TCPA Class Action and Litigation Update: Autodialers in the Ninth Circuit — Strategies and Considerations in Light of ACA and Crunch
As we wrote in a previous post, on March 16, 2018 the US Court of Appeals for the District of Columbia Circuit released its highly anticipated decision in ACA International v. Federal Communications Commission. Among other things, the DC Circuit set aside the Commission’s explanation of which devices qualified as Automatic Telephone Dialing Systems under the Telephone Consumer Protection Act. Though the decision has been out for less than two months, courts in the Ninth Circuit have taken notice.
Days after the opinion was released, the Ninth Circuit asked the parties in Marks v. CrunchSan Diego, LLC, No. 14-56834, to submit a supplemental briefing “addressing the effect, if any, of ACA International [] on the issues raised in this case.” The appeal stems from an October 2014 decision by the US District Court for the Southern District of California granting summary judgment in favor of the defendant on the ATDS issue. Crunch argued that the technology at the center of the case is not an ATDS because it did not have the capacity to create telephone numbers. The Court agreed, noting that the language of the statute is clear and that the FCC does not have the authority to modify that language.[1] “If the statute meant to only require that an ATDS include any list or database of numbers, it would simply define ATDS as a system with ‘the capacity to store or produce numbers to be called’; ‘random or sequential number generator’ would be rendered superfluous.”[2] Because the system at issue did not have the present capacity (or potential capacity since it was a third-party platform) to generate telephone numbers, it did not qualify as an ATDS.[3]The supplemental briefing requested by the Ninth Circuit has now been completed and non-party Sirius XM Radio was also allowed to submit an amicus brief in line with Crunch’s position.

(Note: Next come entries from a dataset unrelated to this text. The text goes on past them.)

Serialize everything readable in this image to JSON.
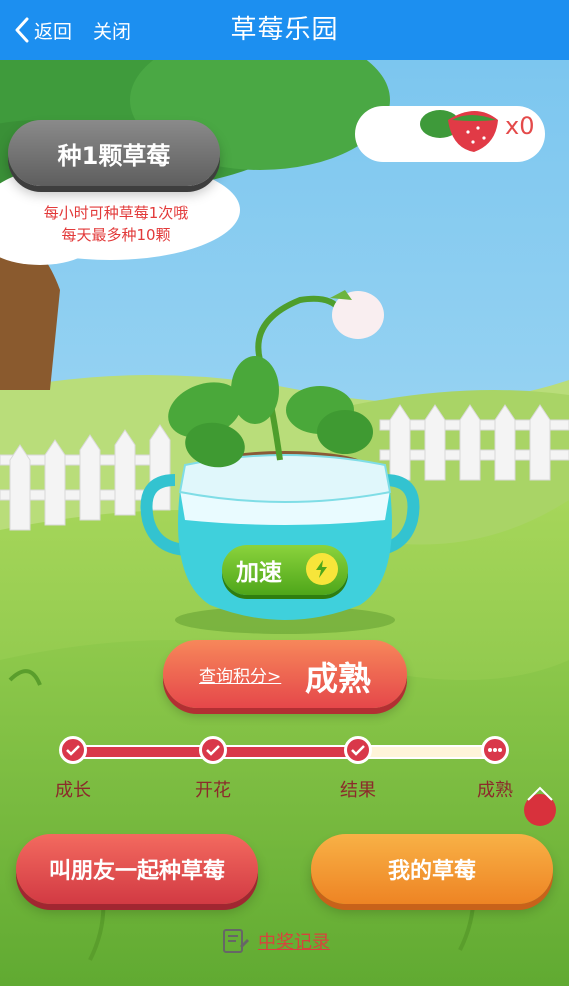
{
  "nav": {
    "back_label": "返回",
    "close_label": "关闭",
    "title": "草莓乐园"
  },
  "plant": {
    "button_label": "种1颗草莓",
    "hint_line1": "每小时可种草莓1次哦",
    "hint_line2": "每天最多种10颗"
  },
  "counter": {
    "text": "x0",
    "icon": "strawberry-icon"
  },
  "pot": {
    "speed_label": "加速",
    "speed_icon": "lightning-icon"
  },
  "status": {
    "link_label": "查询积分>",
    "value": "成熟"
  },
  "progress": {
    "completed_steps": 3,
    "steps": [
      {
        "label": "成长",
        "state": "done"
      },
      {
        "label": "开花",
        "state": "done"
      },
      {
        "label": "结果",
        "state": "done"
      },
      {
        "label": "成熟",
        "state": "pending"
      }
    ]
  },
  "actions": {
    "friends_label": "叫朋友一起种草莓",
    "mine_label": "我的草莓",
    "prize_label": "中奖记录"
  },
  "colors": {
    "nav": "#1c8ff0",
    "accent_red": "#e5474a",
    "accent_orange": "#ee8424",
    "accent_green": "#4ea61a"
  }
}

At least one district court in the Ninth Circuit, however, has decided not to wait for a decision in Crunch. On March 30, 2018, the US District Court for the District of Nevada granted the defendant’s motion for summary judgment in Marshall v. CBE Group, Inc., No. 2:16-cv-02406, concluding that the technology at issue was not an ATDS.[4] The Court took note of ACA International and “in light of th[e] ruling [did] not stray from the statute’s language which mandates that the focus be on whether the equipment has the capacity to store or produce telephone numbers to be called, using a random or sequential number generator.”[5] At issue in the case was “a Manual Clicker Application (‘MCA’), which is a web-based software by which a CBE agent clicks a bull’s-eye on a computer screen and a call is placed. [It] works in conjunction with LiveVox, a cloud-based connectivity pass-through [] connecting a CBE agent with the person to whom the call is placed.”[6] Without more, concluded the Court, there was no genuine issue of material fact that the system at issue did not have the capacity to operate as an ATDS.
In light of the pending issues in Crunch, parties in the Ninth Circuit defending TCPA cases should consider whether to try and stay their cases pending the Ninth Circuit’s forthcoming decision. As demonstrated by CBE Group, however, parties need to also consider the forum in which they are litigating and the posture of their case, as it may be advantageous to continue litigating the merits.
Endnotes
1 Marks v. Crunch San Diego, LLC, 55 F.Supp.3d 1288, 1291 (S.D. Cal. 2014).
4 Marshall v. CBE Grp., Inc., No. 2:16-cv-02406-GMN-NJK, 2018 U.S. Dist. LEXIS 55223 (D. Nev. Mar. 30, 2018).
5 Id. at *12 (internal quotations omitted).